Peabody Historical Museum and Peabody State Bank have teamed up to host a traveling exhibit from the Kansas Humanities Council, “Kansans Tell Their Stories.” The exhibit will be set in the bank lobby next week and then be on display April 18 through May 30.
Included in the traveling exhibition are stories about Topeka’s Mexican community and the railroad, the Orphan Trains in Kansas, Garden City’s Vietnamese community, Volga-German heritage in Collyer, African immigrants in northeast Kansas, Shawnee’s Belgian community, Wichita’s El Huarache neighborhood, and Fort Scott’s African-American heritage.

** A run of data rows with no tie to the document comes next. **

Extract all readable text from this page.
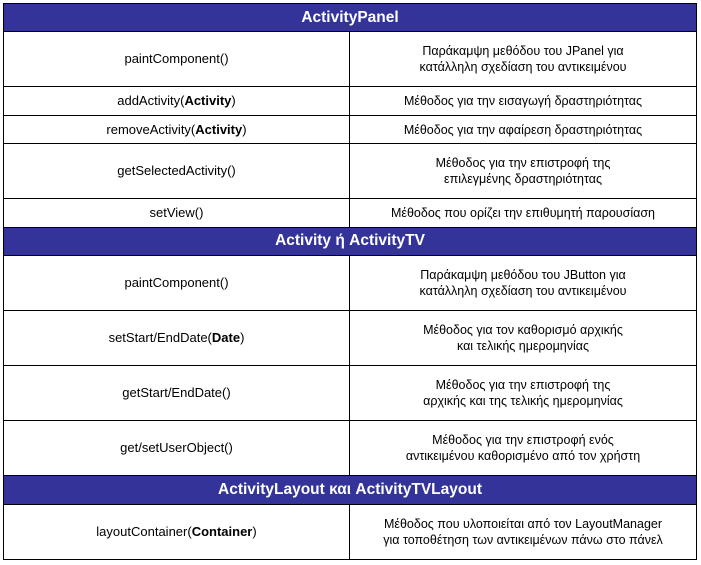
ActivityPanel	
paintComponent()	Παράκαμψη μεθόδου του JPanel για
κατάλληλη σχεδίαση του αντικειμένου

addActivity(Activity)	Μέθοδος για την εισαγωγή δραστηριότητας

removeActivity(Activity)	Μέθοδος για την αφαίρεση δραστηριότητας

getSelectedActivity()	Μέθοδος για την επιστροφή της
επιλεγμένης δραστηριότητας

setView()	Μέθοδος που ορίζει την επιθυμητή παρουσίαση

Activity ή ActivityTV	
paintComponent()	Παράκαμψη μεθόδου του JButton για
κατάλληλη σχεδίαση του αντικειμένου

setStart/EndDate(Date)	Μέθοδος για τον καθορισμό αρχικής
και τελικής ημερομηνίας

getStart/EndDate()	Μέθοδος για την επιστροφή της
αρχικής και της τελικής ημερομηνίας

get/setUserObject()	Μέθοδος για την επιστροφή ενός
αντικειμένου καθορισμένο από τον χρήστη

ActivityLayout και ActivityTVLayout	
layoutContainer(Container)	Μέθοδος που υλοποιείται από τον LayoutManager
για τοποθέτηση των αντικειμένων πάνω στο πάνελ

“These stories from across the state were researched and written by local community organizations,” Kansas Humanities Council Executive Director Julie Mulvihill said. “Together, they inspire curiosity about our past and really get us thinking about our own histories.”
For more than five years, the Kansas Humanities Council has supported special “Kansans Tell Their Stories” projects that have explored what it means to be a Kansan. Many, like those in this exhibit, involved conducting oral histories and researching community heritage.
When the exhibit leaves Peabody, it will travel to Seneca, Lucas, Lansing, and Kinsley.
The project is made possible by funding from the National Endowment for the Humanities.